-Re: md5 hash key and splits
Mohit Anchlia 2012-08-31, 14:55
On Thu, Aug 30, 2012 at 11:52 PM, Stack <[EMAIL PROTECTED]> wrote:
> On Thu, Aug 30, 2012 at 5:04 PM, Mohit Anchlia <[EMAIL PROTECTED]>
> > In general isn't it better to split the regions so that the load can be
> > spread accross the cluster to avoid HotSpots?
> Time series data is a particular case  and the sematextians have
> tools to help w/ that particular loading pattern. Is time series your
> loading pattern? If so, yes, you need to employ some smarts (tsdb
> schema and write tricks or hbasewd tool) to avoid hotspotting. But
> hotspotting is an issue apart from splts; you can split all you want
> and if your row keys are time series, splitting won't undo them.

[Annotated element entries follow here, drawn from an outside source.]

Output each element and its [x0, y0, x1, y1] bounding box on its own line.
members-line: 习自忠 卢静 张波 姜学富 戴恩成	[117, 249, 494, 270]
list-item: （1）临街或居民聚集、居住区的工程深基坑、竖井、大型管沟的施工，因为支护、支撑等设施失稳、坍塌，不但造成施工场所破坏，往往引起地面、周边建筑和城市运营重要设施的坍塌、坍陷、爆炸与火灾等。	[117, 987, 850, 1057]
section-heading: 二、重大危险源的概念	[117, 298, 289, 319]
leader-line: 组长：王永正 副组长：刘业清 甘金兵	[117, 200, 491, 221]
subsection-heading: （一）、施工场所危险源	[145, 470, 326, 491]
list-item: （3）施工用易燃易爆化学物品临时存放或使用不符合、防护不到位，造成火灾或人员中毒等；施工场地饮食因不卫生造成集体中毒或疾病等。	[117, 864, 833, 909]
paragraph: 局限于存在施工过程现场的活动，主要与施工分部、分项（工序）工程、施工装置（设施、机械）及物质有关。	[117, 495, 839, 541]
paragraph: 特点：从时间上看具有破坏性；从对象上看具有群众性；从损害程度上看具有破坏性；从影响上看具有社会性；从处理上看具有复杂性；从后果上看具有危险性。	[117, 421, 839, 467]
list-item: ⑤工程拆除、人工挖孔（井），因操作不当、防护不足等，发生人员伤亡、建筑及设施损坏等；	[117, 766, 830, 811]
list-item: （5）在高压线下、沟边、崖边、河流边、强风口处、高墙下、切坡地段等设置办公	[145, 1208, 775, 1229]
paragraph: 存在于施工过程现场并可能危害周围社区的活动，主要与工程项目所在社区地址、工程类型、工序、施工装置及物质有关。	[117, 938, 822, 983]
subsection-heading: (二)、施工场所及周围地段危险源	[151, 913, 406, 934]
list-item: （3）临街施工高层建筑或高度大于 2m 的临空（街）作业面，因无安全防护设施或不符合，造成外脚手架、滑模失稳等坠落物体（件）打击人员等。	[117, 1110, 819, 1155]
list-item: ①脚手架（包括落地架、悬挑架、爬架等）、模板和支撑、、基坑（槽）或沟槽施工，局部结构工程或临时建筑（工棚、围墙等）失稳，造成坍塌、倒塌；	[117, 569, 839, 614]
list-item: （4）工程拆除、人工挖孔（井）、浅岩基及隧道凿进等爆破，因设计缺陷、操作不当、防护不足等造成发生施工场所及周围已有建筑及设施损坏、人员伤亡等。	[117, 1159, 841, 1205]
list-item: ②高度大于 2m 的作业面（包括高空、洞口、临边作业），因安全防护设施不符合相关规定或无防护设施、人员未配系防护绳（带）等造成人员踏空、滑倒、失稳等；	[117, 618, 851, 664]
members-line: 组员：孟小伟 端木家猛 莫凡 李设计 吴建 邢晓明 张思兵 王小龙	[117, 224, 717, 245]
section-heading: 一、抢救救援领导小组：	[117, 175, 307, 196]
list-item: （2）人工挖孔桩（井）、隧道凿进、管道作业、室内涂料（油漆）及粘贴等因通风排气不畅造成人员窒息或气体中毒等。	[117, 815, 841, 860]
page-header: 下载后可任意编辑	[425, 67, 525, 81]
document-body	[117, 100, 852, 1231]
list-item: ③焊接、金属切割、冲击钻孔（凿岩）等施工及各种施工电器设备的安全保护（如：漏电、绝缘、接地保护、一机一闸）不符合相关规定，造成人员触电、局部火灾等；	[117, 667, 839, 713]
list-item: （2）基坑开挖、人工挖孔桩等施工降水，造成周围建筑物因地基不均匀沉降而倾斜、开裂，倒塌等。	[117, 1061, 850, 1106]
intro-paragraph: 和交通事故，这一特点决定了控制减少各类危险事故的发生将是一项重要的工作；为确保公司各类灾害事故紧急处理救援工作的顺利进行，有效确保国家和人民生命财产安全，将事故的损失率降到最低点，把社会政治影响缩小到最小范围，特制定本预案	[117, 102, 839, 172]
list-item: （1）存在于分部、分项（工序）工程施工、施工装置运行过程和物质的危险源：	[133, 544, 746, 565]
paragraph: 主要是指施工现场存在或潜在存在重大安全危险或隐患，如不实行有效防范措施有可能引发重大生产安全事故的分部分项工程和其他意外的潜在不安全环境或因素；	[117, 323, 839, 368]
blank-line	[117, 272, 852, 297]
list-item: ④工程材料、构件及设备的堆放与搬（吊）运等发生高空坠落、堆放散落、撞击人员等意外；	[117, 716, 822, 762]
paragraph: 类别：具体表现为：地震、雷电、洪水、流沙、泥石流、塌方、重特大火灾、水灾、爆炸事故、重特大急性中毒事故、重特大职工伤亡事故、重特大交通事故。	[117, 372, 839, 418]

> My data is timeseries and to get random distribution and still have the
keys in the same region for a user I am thinking of using
md5(userid)+reversetimestamp as a row key. But with this type of key how
can one do pre-splits? I have 30 nodes.
> You would split to distribute load over the cluster and HBase should
> be doing this for you w/o need of human intervention (caveat the
> reasons you might want to manually split as listed above by AK and
> 1. http://hbase.apache.org/book.html#rowkey.design